Clinton spokesman Nick Merrill "declined to detail why she had chosen to conduct State Department business from her personal account," reported the New York Times, which broke the story. Merrill said that because Clinton was communicating with other State Department officials on their government accounts, she had "every expectation they would be retained," the Times added.

This has the distinct odor of hogwash. First, the basic rule that government business is to be transacted from government accounts doesn't have a well-we'll-capture-it-anyway exception.

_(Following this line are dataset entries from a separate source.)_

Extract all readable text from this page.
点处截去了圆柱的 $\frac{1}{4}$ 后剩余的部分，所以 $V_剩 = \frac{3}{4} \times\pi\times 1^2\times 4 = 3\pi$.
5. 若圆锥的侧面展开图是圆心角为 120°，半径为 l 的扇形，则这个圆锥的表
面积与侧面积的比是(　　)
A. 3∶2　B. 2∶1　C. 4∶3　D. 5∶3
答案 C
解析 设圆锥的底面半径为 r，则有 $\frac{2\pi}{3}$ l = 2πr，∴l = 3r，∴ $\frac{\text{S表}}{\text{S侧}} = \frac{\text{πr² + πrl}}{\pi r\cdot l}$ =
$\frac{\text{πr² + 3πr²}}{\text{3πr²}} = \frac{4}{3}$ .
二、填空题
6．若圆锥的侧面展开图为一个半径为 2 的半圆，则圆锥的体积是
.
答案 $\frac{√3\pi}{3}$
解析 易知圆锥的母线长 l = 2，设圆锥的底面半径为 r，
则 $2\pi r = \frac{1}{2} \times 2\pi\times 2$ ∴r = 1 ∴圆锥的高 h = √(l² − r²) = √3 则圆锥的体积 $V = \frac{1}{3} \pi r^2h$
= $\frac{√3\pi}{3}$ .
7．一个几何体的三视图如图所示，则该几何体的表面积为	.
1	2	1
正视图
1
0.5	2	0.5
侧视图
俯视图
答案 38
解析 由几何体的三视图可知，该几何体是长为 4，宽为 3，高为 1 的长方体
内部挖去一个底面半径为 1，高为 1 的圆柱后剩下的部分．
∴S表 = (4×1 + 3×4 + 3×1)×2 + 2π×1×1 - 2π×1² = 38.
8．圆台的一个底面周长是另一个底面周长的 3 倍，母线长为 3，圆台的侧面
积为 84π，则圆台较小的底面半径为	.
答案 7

Second, the government records to be retained aren't only intra-agency communications. If Clinton is e-mailing with world leaders or others about official business, the entire point of the Federal Records Act is to ensure that those communications are captured for history.

This should have been clear. Certainly, the intersection of e-mail and federal records law has been evolving. Former Secretary of State Colin Powell writes about his effort to use "the then-newfangled e-mail system" to communicate with counterparts overseas. His successor, Condoleezza Rice, rarely used e-mail to transact business but employed her government address when she did.

Nonetheless, by the time Clinton assumed office in 2009, "nobody in government understood that a high-level official would solely use a private e-mail system," said Jason R. Baron, a lawyer at Drinker Biddle & Reath and former director of litigation for the National Archives and Records Administration. If officials also used private accounts, he added, regulations in place at the time provided that "you need to transfer those e-mails to an official record-keeping system."

What is the legitimate reason for conducting official business on a personal back-channel? Why, if not for purposes of secrecy, would Clinton choose to operate that way?

That Clinton has recently turned over 55,000 pages of e-mail records in response to an overdue burst of documentary housekeeping by State does not excuse her lack of compliance while in office.

That her proto-campaign describes her activities as complying with "both the letter and spirit" of the rules would be jaw-dropping, if it weren't so sadly familiar.